11.00. Кремль. В приемной просят подождать: «У президента — Генеральный прокурор». На столе список приглашенных: Ковалев (министр юстиции), Скуратов (Генеральный прокурор), Куликов (министр МВД), Барсуков (директор ФСБ), Туманов (председатель Конституционного суда). Скуратов выскочил от Ельцина озабоченным, весь его облик как бы подчеркивал конфиденциальность полученной информации. Захожу. Ельцин взбудоражен. Пожал руку: «Я решил распустить Государственную Думу. Она превысила свои полномочия. Я больше не намерен терпеть этого. Нужно запретить Коммунистическую партию, перенести выборы. Мне нужно два года! Я такое решение принял. Во второй половине дня вы получите указ». «Борис Николаевич, вы президент, Верховный главнокомандующий и можете принимать такие решения. Мы все обязаны им подчиниться. Я прямо сейчас отдам все необходимые распоряжения на этот счет. Но если вы не возражаете, я бы хотел продумать и доложить вам сегодня к 17 часам свои соображения более подробно». «Да-да, конечно», — согласился удовлетворенный Ельцин.

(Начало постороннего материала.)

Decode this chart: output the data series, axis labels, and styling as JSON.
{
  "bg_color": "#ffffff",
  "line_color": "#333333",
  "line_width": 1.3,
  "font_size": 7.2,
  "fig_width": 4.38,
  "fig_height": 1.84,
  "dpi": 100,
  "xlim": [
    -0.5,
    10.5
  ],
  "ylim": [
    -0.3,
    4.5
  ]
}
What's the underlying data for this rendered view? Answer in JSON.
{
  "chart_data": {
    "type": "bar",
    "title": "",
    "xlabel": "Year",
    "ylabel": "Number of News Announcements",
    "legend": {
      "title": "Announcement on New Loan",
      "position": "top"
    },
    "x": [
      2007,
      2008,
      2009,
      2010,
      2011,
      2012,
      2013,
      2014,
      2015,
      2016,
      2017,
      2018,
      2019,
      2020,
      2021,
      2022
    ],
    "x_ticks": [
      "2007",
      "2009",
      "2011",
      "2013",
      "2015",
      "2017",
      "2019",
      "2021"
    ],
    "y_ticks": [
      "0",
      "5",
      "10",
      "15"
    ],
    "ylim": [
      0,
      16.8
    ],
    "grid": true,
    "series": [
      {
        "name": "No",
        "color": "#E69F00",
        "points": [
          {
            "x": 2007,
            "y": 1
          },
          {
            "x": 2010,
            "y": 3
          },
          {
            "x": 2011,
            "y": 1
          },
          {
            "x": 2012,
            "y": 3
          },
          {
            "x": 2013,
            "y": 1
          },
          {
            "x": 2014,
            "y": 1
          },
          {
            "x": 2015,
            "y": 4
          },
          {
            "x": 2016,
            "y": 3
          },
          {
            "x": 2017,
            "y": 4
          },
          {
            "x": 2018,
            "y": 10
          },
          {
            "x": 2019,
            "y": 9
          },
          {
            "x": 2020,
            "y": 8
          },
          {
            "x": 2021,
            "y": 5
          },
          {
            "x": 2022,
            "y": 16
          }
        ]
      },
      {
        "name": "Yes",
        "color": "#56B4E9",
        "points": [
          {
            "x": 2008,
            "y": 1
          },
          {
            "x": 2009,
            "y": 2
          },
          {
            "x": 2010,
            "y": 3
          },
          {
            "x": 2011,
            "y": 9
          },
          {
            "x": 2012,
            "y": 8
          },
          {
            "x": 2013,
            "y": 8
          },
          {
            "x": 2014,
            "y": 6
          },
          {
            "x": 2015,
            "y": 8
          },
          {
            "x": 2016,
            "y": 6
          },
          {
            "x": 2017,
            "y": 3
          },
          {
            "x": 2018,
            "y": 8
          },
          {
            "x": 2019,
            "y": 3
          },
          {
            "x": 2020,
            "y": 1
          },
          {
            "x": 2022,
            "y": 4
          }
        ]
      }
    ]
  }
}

Выхожу. Просят зайти в кабинет Коржакова. Вижу Олега Сосковца, Юрия Скуратова, начальника ФСО Юрия Крапивина. Подошел Михаил Барсуков. Коржаков налил коньяку. Выпили. Обсудили ситуацию. Военный человек даже на подсознательном уровне думает о выполнении приказа малой кровью. Говорю Крапивину: «Юрий, смотри, чтобы не получилось как в 93-м. Пройдет утечка информации, в Думу набьется тьма народу. Опять придется штурмовать. Надо очистить здание под благовидным предлогом. Сказать, что заминировано, взять под охрану заранее». Так они позже и сделали.

Прибыв в МВД, на коллегии передаю разговор с президентом. Прошу сохранить все в тайне, даю команду готовить расчет сил и средств для операции. Все генералы были спокойны и сосредоточенны, словно разгон парламентов и компартий для нас — обычное дело.

— И какие действия предполагались?

— Заранее взять под охрану важнейшие жизненные объекты в стране. Не допускать скопления граждан, несанкционированных митингов. Усиленное патрулирование.

— Итак, вы отдали приказ, махина закрутилась. А сами?

— Возбуждение улеглось, решил все тщательно обдумать. Конечно, приказ мы выполним. Но что дальше? И словно обожгло: братоубийственная гражданская война, тысячи погибших соотечественников, распад страны, невосполнимые потери в экономике.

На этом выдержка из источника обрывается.